I shall argue that we want this research council to be consistent with the other seven, and that the procedures should be consistent with other non-departmental public bodies. The

procedures in the clause, including those in the two subsections that the amendments would remove—the lead amendment would amend another subsection—are entirely consistent with those policies. The research councils do not distribute research funds in their own right; they distribute them on behalf of Government under the auspices of the Office of Science and Technology.

The amendments would leave the arts and humanities research council in a different position from the rest of the research councils, but I take the point made by the hon. Member for Westmorland and Lonsdale that that is not a total argument for rejecting the amendment. However, the onus is on my hon. Friend to give a good reason why we should leave the arts and humanities research council in a different position.

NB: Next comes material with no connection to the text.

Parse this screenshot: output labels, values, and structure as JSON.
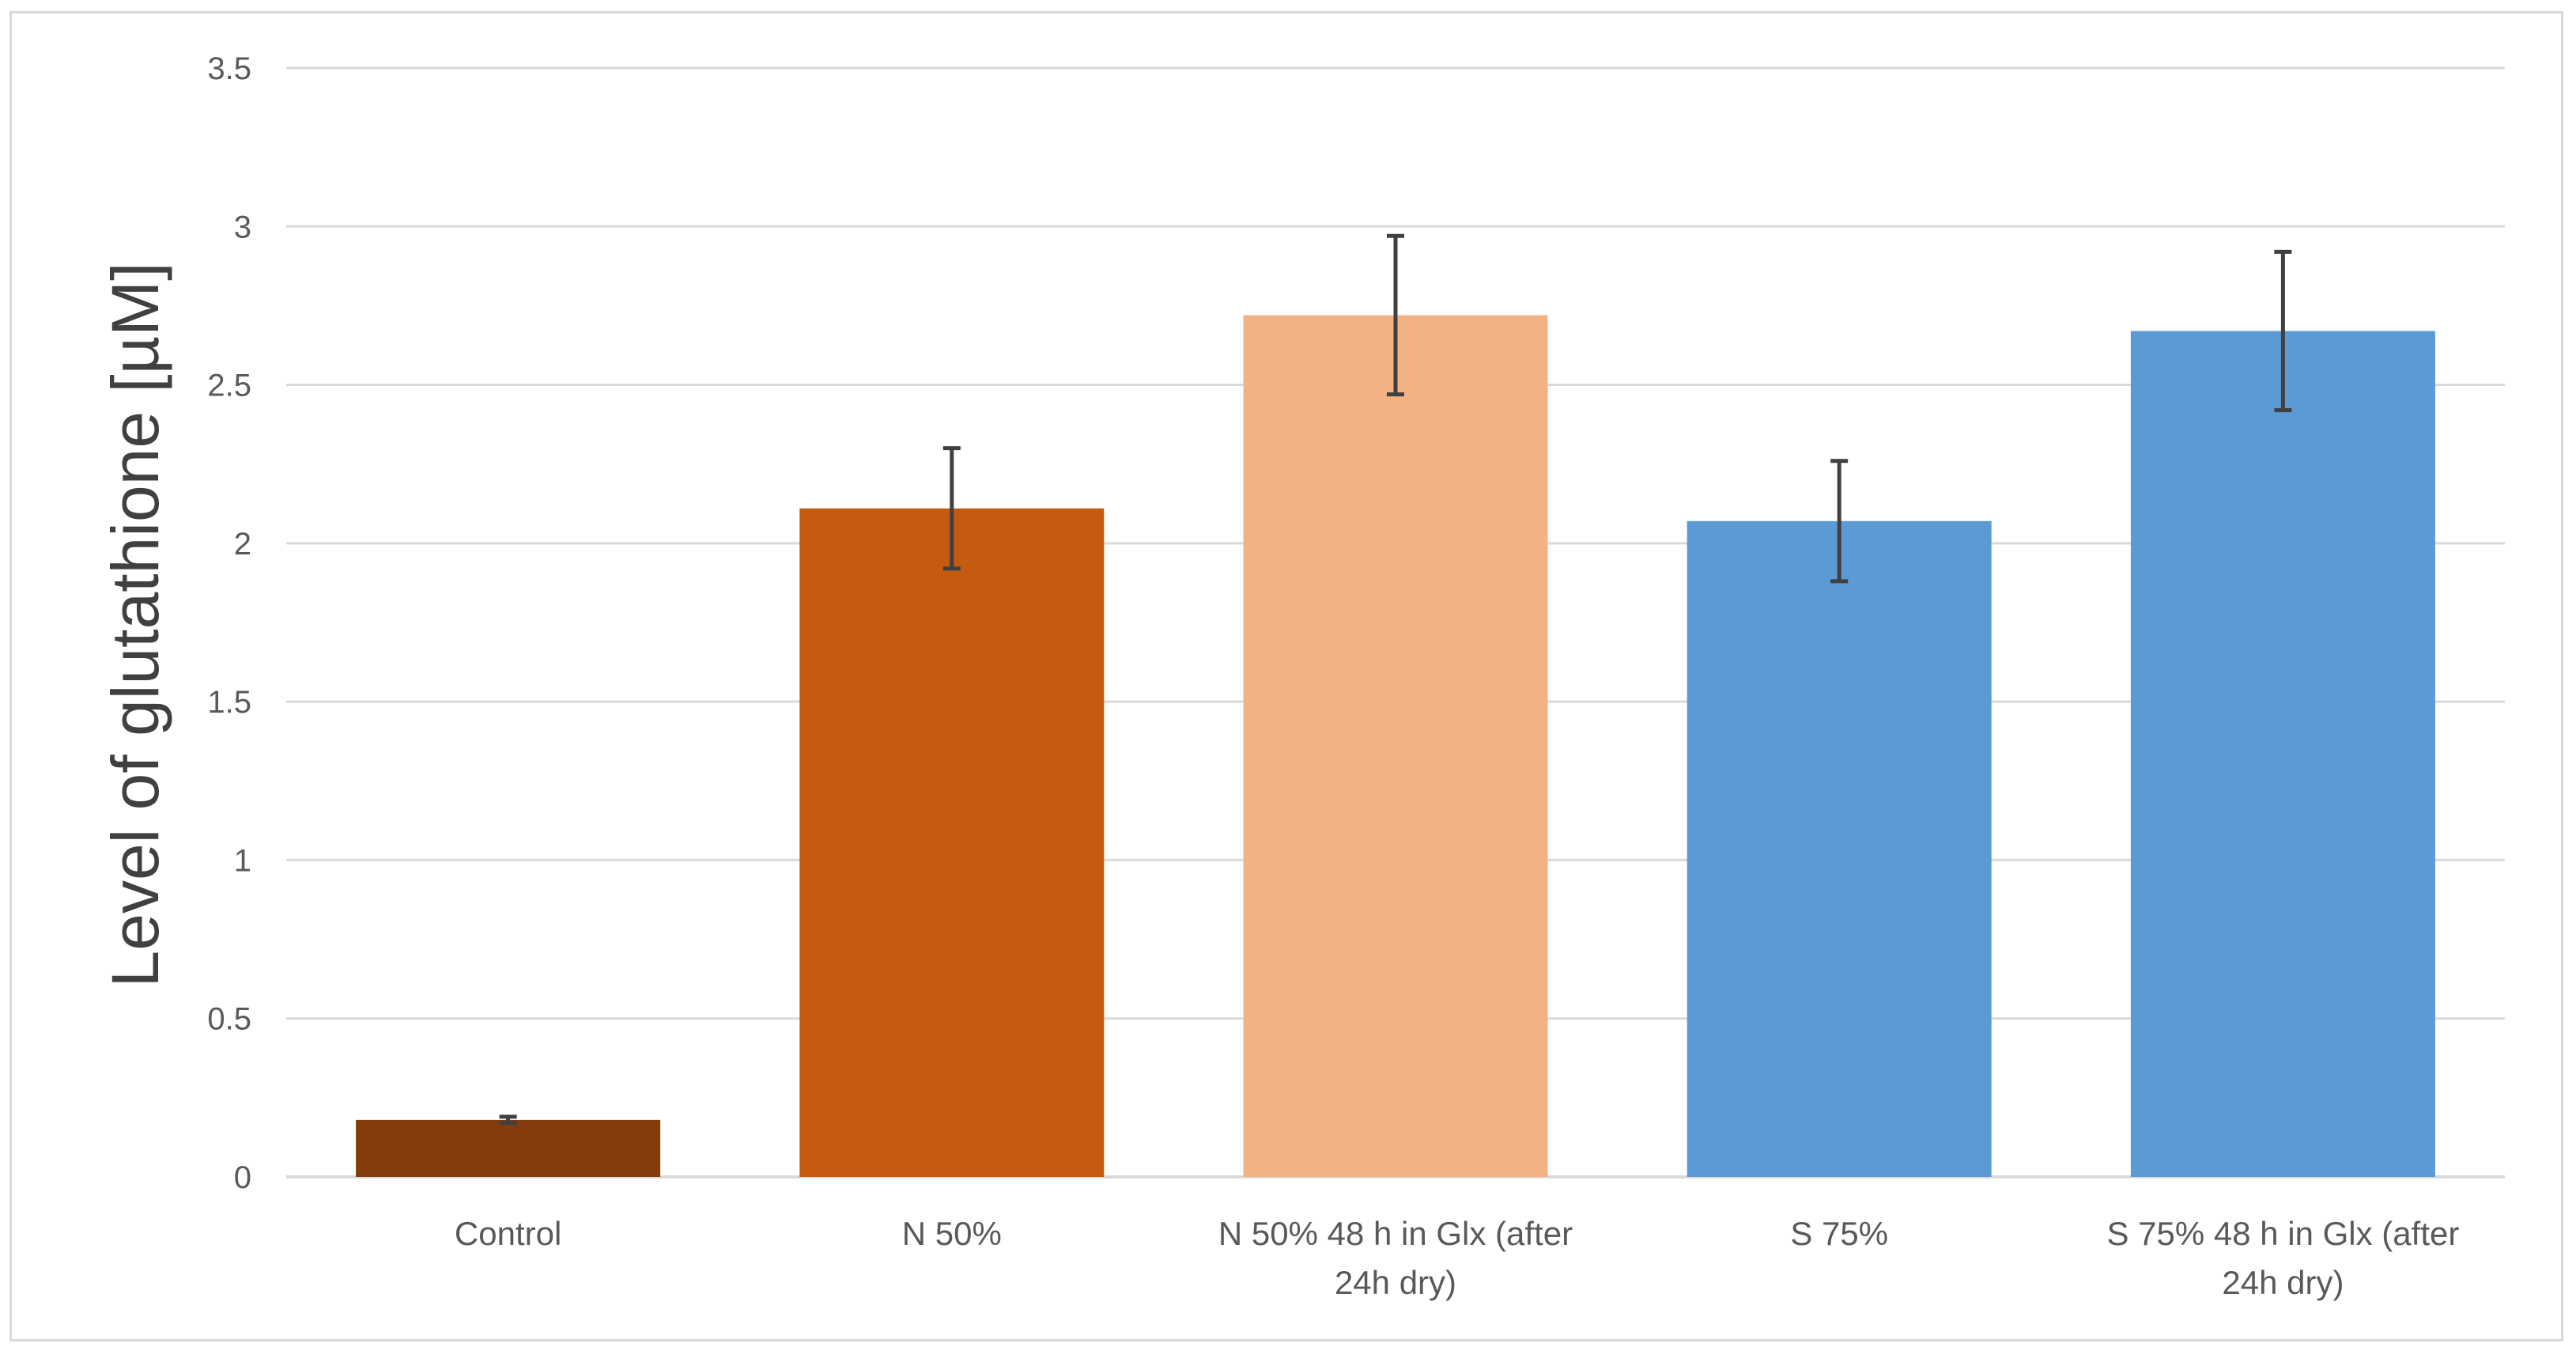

This is not a bureaucracy argument; reports will always come before Parliament, but at the moment can they do so via the Secretary of State, with any comments attached that the Secretary of State might wish to add. In answer to the hon. Member for Newbury (Mr. Rendel), no Secretary of State has ever added any comments to research by the research councils. That is not to say that they will never want to. At the moment it is—to use the term used by the hon. Member for Westmorland and Lonsdale—the unvarnished report that goes to Parliament, but it comes to the Secretary of State first. What would happen if it went direct to Parliament? Surely it is sensible for the Secretary of State to receive the report and then to be obliged, as the clause requires, to lay that report before Parliament with any comments, if there are any, and so far there has not been the need for any.

I cannot understand why my hon. Friend thinks that that procedure is inefficient, improper or bureaucratic, and that point comes up in later amendments, too. It seems perfectly reasonable for a Government of whatever persuasion with responsibility for the distribution of funding by research councils to report to Parliament.